I'd probably set ISO and S ("shutter speed") manually and set the aperture to f/5 or f/5.6. If your camera does not offer exposure compensation with Manual exposure mode, then adjust ISO until the meter shows you are between 1 and 1.5 stops overexposed when metering the ice in the rink. This will make the ice a nice bright white instead of a drab, dreary medium gray.
When you're zoomed out for wider shots it will use those settings. When you zoom in to 300mm it will use f/6.3, since that's the widest it can go at that point. You'll then need to brighten those shots a bit in post.
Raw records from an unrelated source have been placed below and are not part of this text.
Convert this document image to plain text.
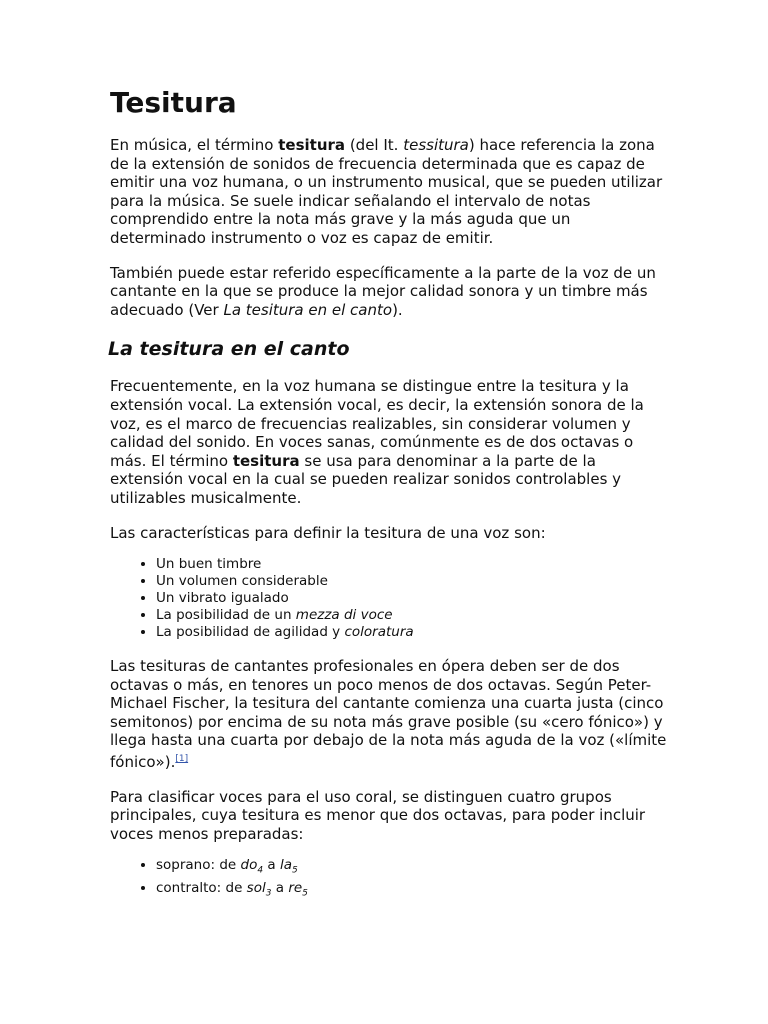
Tesitura

En música, el término tesitura (del It. tessitura) hace referencia la zona de la extensión de sonidos de frecuencia determinada que es capaz de emitir una voz humana, o un instrumento musical, que se pueden utilizar para la música. Se suele indicar señalando el intervalo de notas comprendido entre la nota más grave y la más aguda que un determinado instrumento o voz es capaz de emitir.

También puede estar referido específicamente a la parte de la voz de un cantante en la que se produce la mejor calidad sonora y un timbre más adecuado (Ver La tesitura en el canto).

La tesitura en el canto

Frecuentemente, en la voz humana se distingue entre la tesitura y la extensión vocal. La extensión vocal, es decir, la extensión sonora de la voz, es el marco de frecuencias realizables, sin considerar volumen y calidad del sonido. En voces sanas, comúnmente es de dos octavas o más. El término tesitura se usa para denominar a la parte de la extensión vocal en la cual se pueden realizar sonidos controlables y utilizables musicalmente.

Las características para definir la tesitura de una voz son:

• Un buen timbre
• Un volumen considerable
• Un vibrato igualado
• La posibilidad de un mezza di voce
• La posibilidad de agilidad y coloratura

Las tesituras de cantantes profesionales en ópera deben ser de dos octavas o más, en tenores un poco menos de dos octavas. Según Peter-Michael Fischer, la tesitura del cantante comienza una cuarta justa (cinco semitonos) por encima de su nota más grave posible (su «cero fónico») y llega hasta una cuarta por debajo de la nota más aguda de la voz («límite fónico»).[1]

Para clasificar voces para el uso coral, se distinguen cuatro grupos principales, cuya tesitura es menor que dos octavas, para poder incluir voces menos preparadas:

• soprano: de $do_4$ a $la_5$
• contralto: de sol$_3$ a $re_5$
Again, raw files will give you the most flexibility and better image quality when brightening in post, but even jpegs can be brightened 1/3 to 2/3 stops in post without any serious degrading of image quality. You'll probably want to increase contrast just a smidgen as well to compensate for raising the brightness of a jpeg.
Ultimately, a faster lens with a wider maximum aperture is the way to go. Something like a 70-200mm f/2.8 or even a 70-200mm f/4 would allow you to open the aperture to capture much more light at the same exposure time (shutter speed). F/2.8 allows over 8X as much light into the camera in the same amount of time as f/9 does, and over 4X as much light as f/6.3 does. F/4 allows over 2X as much light as f/6.3 and over 4X as much as f/9. Even f/6.3 allows 2X as much light to pass through the lens as f/9 does. But constant aperture zoom lenses can be expensive, especially good ones that also focus quickly and accurately.